Yoel Weisshaus, The Hasidic face of American Apparel


We’re used to seeing adolescent-looking girls posing like wannabe porn stars in American Apparel ads.

That probably makes Yoel Weisshaus the most unorthodox American Apparel model ever. 

His dark blond peyos long and bouncy, the Hasidic 32-year-old college student poses in what is surely the company’s most modest ad ever, wearing a white button down and black pants, and in some shots his own fur shtreimel.

It is not Weisshaus’ first star turn, said the Satmar Hasid, who has his own website. He is part of a group of shomer Shabbat actors who work as extras in movies and television shows set in Hasidic areas. 

He was in the 2011 Sean Penn movie “This Must Be the Place” about a Nazi war criminal hunting washed up rock star, and recently shot an episode of the CBS show Blue Bloods, which is about a family of police officers and stars Tom Selleck. “I’m one of the very few Hasidim who puts my face out there,” he said, in a thick Yiddish accent.

It’s not enough to earn a living.

“I’m a peasant, a shlepper,” Weisshaus told The Forward. “I do a little bit here and there, I do a little bit sales in a family business, a little bit Hevra Kadisha,” preparing the bodies of the dead for burial. “I’m trying to do more legal writing, writing legal briefs and memoranda.”

He has learned how to prepare the legal documents on his own.

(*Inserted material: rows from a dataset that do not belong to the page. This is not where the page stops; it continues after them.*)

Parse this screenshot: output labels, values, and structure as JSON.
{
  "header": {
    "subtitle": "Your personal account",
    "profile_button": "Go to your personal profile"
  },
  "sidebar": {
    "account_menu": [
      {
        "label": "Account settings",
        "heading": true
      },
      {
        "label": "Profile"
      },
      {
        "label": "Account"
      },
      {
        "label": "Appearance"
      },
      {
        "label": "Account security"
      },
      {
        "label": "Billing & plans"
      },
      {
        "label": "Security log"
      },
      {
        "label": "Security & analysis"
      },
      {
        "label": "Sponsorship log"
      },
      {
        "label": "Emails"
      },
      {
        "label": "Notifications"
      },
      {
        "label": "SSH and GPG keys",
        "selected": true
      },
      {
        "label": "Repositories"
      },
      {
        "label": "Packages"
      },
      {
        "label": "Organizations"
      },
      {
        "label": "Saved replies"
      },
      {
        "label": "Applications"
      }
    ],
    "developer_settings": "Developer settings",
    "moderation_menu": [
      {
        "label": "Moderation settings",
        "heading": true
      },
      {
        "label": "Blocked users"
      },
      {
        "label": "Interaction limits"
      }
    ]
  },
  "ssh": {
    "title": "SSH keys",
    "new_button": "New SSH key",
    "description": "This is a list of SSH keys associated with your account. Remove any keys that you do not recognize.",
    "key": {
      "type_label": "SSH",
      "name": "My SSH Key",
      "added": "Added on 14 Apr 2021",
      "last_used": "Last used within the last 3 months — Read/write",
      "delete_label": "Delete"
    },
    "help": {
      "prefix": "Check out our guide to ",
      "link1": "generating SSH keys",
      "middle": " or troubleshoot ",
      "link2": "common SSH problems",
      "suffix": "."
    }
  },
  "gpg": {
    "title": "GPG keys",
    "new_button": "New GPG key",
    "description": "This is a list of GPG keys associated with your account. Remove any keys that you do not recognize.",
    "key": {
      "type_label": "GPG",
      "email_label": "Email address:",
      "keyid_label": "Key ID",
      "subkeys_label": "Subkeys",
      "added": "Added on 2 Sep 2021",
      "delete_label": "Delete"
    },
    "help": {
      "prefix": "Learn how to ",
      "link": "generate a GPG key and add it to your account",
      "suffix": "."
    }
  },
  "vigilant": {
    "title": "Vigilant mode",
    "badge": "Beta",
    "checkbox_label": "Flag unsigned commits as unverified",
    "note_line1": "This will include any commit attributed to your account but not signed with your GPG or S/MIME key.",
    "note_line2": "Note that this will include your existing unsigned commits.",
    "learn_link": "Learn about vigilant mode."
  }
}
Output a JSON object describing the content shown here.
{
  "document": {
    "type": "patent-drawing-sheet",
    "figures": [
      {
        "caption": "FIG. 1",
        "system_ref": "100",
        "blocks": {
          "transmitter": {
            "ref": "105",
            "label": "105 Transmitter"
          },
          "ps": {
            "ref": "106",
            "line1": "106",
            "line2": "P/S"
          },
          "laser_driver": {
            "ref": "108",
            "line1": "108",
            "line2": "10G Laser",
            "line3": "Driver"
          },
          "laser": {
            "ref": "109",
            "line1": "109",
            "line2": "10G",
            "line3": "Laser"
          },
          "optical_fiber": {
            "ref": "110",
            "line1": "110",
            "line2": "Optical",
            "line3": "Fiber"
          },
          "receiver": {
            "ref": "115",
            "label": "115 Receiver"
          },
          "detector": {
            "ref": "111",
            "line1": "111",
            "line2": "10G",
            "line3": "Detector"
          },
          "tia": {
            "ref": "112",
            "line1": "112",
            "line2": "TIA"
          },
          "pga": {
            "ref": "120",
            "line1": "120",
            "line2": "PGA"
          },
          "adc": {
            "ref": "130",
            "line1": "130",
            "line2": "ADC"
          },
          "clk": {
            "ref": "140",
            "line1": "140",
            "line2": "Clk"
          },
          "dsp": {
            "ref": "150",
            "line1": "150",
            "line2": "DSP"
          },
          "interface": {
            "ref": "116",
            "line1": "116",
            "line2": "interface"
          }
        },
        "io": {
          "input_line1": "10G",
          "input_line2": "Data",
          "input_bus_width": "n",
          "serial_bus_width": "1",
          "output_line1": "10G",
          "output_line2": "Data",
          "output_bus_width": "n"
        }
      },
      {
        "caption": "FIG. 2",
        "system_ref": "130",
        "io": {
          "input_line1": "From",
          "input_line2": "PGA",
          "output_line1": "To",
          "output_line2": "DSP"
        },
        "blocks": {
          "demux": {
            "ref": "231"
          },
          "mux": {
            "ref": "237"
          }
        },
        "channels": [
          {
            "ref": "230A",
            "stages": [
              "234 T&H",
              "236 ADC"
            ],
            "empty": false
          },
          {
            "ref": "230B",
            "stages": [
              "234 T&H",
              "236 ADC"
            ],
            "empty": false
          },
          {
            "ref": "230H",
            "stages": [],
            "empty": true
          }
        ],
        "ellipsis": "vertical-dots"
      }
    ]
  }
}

In 2011, he didn’t have the $350 for required legal fees when he wanted to file a lawsuit against the Port Authority of New York & New Jersey after it announced toll hikes. 

So he incorporated, he said, which gave him the ability to file the lawsuit without a fee. After having his initial lawsuit dismissed, Weisshaus won on appeal. The lawsuit is currently in the federal Southern District of New York court and Weisshaus is in the process of applying for the U.S. Supreme Court court to review part of the lower court’s decision.

Though he now lives in New Milford, N.J., his parents and siblings still live in Williamsburg, where he grew up. Nobody there seems to mind his American Apparel photos, he said. “I told my family when I did the photo shoot and they had no problem with it,” said Weisshaus. “People are not discriminatory about it in the hasidishe community. People generally don’t bother me about it. Sometimes there’s one nudnik who says something, but generally they don’t bother me about it.”

Saying that American Apparel hired him because they want to appeal to Hasidic customers, Weisshaus seemed somewhat naïve about why the famously controversial company chose him. “What they trying to do is trying to push their product and they’re looking for people who wears two colored shirts, or even the Satmar guy who goes to work and wears regular clothes for work,” Weisshaus said.

Asked whether people in the community don’t find the usual American Apparel fare offensive, he said, “It shouldn’t offend my upbringing. They don’t have no messages like LGBT,” he said, which would be offensive.

“It may be attractive to men in the goyishe world, you know, or to tourists, but to the Jew in Brooklyn who buys American Apparel goods, he doesn’t look at the ads. Wherever you turn now there’s advertisements, some sort of political message trying to get your attention. There’s so many of them people stopped paying attention.”